Der Auftrag an die Kreisverwaltung ist präzise formuliert. „1.) Die Verwaltung möge zeitnah prüfen, ob die Einführung eines Bezahlkartensystems auch im Rhein-Pfalz-Kreis möglich ist, eventuell auch durch Kooperationen mit anderen Landkreisen. 2.) Sollten die Voraussetzungen einer Realisierung im Rhein-Pfalz-Kreis gegeben sein, soll die Ausgabe von Bezahlkarten schnellstmöglich umgesetzt werden.“ Bei der Kreistagssitzung am 18. März sollen die Ergebnisse im Kreistag präsentiert werden. „Da der Antrag nahezu von allen Kreistagsfraktionen getragen wird, muss darüber nicht abgestimmt werden“, sagt Peter Christ. Die Verwaltung könne mit ihrer Arbeit direkt beginnen.
Und das will sie auch. Clemens Körner teilt auf Anfrage mit, dass er die Einführung der Bezahlkarte unterstützt. „Der Antrag könnte von mir sein“, sagt er und lacht. Die Verwaltung werde prüfen, ob der Rhein-Pfalz-Kreis das System für sich alleine installieren könnte. Lieber wäre dem Landrat allerdings, dass die Initiativen der Landkreise das Land Rheinland-Pfalz dazu bewegen, die Karte flächendeckend einzuführen. „Der Landkreistag hat das ebenfalls befürwortet. Ich denke, es entsteht ein gewisser Druck.“ Körner wäre bereit, mit dem Rhein-Pfalz-Kreis Pilotprojektpartner zu sein. „Wir würden mit in die Testphase gehen.“
Weg vom Bargeld, hin zur Karte. Für Jürgen Jacob, Fraktionschef der FWG im Kreis, ist das der richtige Weg. Mit der Karte könnten die Menschen kaufen, was sie zum täglichen Leben brauchten. Und dafür sei die Unterstützung auch gedacht, und nicht, um Geld an Verwandte und Freunde in den Heimatländern zu schicken. „Mit der Karte gibt es eine bessere Kontrolle“, sagt Jacob. Er erinnert sich noch an die Bezugsscheine für Sozialhilfeempfänger. „Damit sind die Leute in die Läden und haben bekommen, was sie gerade benötigten. Das war eine gute Sache. Geld konnte nicht zweckentfremdet werden.“ Das gleiche verspricht sich Jacob von der Bezahlkarte, die ähnlich wie eine Prepaid-Karte funktionieren soll.
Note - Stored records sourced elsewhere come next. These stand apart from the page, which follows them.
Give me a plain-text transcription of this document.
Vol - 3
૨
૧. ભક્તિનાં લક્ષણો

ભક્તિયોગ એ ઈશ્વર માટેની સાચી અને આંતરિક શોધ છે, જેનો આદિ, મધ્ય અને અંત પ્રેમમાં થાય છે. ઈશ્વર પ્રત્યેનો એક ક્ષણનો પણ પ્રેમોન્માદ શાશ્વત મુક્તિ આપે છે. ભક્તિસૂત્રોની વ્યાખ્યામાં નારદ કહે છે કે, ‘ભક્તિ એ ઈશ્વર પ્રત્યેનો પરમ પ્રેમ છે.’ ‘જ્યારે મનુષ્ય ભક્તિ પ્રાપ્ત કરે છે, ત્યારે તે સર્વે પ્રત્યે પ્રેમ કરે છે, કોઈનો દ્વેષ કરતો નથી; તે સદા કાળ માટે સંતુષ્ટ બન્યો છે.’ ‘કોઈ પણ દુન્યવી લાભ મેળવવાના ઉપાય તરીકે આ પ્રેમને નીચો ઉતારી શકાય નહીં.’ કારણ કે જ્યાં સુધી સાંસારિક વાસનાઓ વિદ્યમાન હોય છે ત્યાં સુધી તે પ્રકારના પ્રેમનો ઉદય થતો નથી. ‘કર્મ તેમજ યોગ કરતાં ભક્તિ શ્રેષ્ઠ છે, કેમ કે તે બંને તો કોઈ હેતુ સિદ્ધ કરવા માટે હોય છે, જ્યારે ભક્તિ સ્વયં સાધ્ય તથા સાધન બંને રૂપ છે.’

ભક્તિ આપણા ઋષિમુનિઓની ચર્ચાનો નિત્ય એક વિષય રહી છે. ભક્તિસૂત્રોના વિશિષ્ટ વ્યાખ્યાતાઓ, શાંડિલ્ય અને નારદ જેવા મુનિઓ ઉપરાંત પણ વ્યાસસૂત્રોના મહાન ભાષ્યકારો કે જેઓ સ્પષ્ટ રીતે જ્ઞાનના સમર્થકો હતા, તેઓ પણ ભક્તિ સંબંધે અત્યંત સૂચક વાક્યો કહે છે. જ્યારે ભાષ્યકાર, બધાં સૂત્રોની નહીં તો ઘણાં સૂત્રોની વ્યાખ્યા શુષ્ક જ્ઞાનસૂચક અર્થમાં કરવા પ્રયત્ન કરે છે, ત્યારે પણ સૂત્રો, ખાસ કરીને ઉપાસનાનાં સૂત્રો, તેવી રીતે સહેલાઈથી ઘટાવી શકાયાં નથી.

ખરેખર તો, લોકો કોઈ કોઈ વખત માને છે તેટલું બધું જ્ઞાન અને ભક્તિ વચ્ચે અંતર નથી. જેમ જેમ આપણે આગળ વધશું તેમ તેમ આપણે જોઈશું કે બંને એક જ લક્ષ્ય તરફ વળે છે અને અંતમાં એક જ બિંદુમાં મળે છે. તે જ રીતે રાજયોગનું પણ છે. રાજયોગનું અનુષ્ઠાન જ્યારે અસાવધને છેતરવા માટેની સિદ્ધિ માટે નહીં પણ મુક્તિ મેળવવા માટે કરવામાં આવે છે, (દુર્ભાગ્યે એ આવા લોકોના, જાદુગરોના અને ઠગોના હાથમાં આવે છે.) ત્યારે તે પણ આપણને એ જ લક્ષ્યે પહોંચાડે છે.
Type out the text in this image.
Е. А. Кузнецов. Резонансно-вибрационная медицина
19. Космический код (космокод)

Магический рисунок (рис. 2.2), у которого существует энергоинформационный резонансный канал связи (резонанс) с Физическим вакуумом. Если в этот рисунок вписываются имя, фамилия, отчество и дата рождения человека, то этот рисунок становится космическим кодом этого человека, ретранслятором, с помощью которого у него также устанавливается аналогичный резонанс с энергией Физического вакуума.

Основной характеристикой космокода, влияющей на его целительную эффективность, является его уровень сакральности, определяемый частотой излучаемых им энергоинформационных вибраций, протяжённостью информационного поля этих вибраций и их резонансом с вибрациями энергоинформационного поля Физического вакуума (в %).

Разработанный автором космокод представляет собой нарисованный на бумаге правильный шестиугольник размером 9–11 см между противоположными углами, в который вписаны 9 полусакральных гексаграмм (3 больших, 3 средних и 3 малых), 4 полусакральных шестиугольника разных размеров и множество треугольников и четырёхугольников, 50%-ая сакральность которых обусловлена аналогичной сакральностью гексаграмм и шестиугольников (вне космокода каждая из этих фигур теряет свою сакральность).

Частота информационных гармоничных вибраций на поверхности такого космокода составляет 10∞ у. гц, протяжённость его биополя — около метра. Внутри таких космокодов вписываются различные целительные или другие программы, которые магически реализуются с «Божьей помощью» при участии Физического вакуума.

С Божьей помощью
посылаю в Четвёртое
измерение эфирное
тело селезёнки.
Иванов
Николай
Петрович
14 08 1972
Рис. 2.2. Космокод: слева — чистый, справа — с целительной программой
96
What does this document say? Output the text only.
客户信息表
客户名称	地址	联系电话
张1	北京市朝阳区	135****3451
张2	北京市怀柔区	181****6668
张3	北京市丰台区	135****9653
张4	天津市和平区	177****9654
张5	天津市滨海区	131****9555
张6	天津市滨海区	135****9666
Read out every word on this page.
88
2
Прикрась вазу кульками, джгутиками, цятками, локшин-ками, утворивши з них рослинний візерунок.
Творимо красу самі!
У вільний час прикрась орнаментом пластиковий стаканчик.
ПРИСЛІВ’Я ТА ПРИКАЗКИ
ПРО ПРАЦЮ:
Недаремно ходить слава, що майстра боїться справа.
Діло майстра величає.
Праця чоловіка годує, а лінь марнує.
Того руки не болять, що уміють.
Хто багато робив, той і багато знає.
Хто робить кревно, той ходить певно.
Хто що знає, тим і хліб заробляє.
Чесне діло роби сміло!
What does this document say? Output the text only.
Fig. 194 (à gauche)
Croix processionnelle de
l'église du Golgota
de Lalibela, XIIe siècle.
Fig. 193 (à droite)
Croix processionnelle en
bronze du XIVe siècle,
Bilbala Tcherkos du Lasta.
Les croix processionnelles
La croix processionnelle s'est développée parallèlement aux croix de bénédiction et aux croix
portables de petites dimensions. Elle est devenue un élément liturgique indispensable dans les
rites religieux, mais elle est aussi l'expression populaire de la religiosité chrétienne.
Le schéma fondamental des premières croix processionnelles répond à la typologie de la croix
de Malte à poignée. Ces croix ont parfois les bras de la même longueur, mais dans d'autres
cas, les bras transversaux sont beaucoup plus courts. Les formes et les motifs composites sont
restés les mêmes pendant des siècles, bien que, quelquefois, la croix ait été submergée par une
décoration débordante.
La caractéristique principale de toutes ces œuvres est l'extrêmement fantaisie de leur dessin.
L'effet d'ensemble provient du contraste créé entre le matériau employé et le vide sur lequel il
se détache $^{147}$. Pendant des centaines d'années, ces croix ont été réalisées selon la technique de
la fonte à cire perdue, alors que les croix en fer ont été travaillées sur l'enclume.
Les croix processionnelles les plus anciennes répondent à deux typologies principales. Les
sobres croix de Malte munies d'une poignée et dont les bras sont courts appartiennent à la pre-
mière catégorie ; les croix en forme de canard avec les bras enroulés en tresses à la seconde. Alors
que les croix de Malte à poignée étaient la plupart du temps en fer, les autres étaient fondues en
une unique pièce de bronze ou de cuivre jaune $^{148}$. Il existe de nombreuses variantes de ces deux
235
Die Karte kann mit Guthaben aufgeladen, entladen oder sogar gesperrt werden. „Ich verfolge das in den Medien und sehe, dass andere Kreise die Karte schon eingeführt haben. Dann muss es hier auch gehen“, meint Jacob.
Landkreis Greiz macht erste Erfahrungen mit der Karte
In der Tat ist auch in anderen Teilen der Bundesrepublik die Bezahlkarte in der Diskussion. Der thüringische Landkreis Greiz etwa preschte vor und führt eine solche Karte schon zum 1. Dezember 2023 ein. Medienberichten zufolge sollen dort die ersten Asylsuchenden den Kreis allerdings wieder verlassen haben, nachdem die Leistungen größtenteils nur noch per Karte erhältlich sind. Tatsächlich gehört zu den Argumenten für die Einführung der Bezahlkarte, dass die Auszahlung von Bargeld Deutschland für Geflüchtete besonders attraktiv macht.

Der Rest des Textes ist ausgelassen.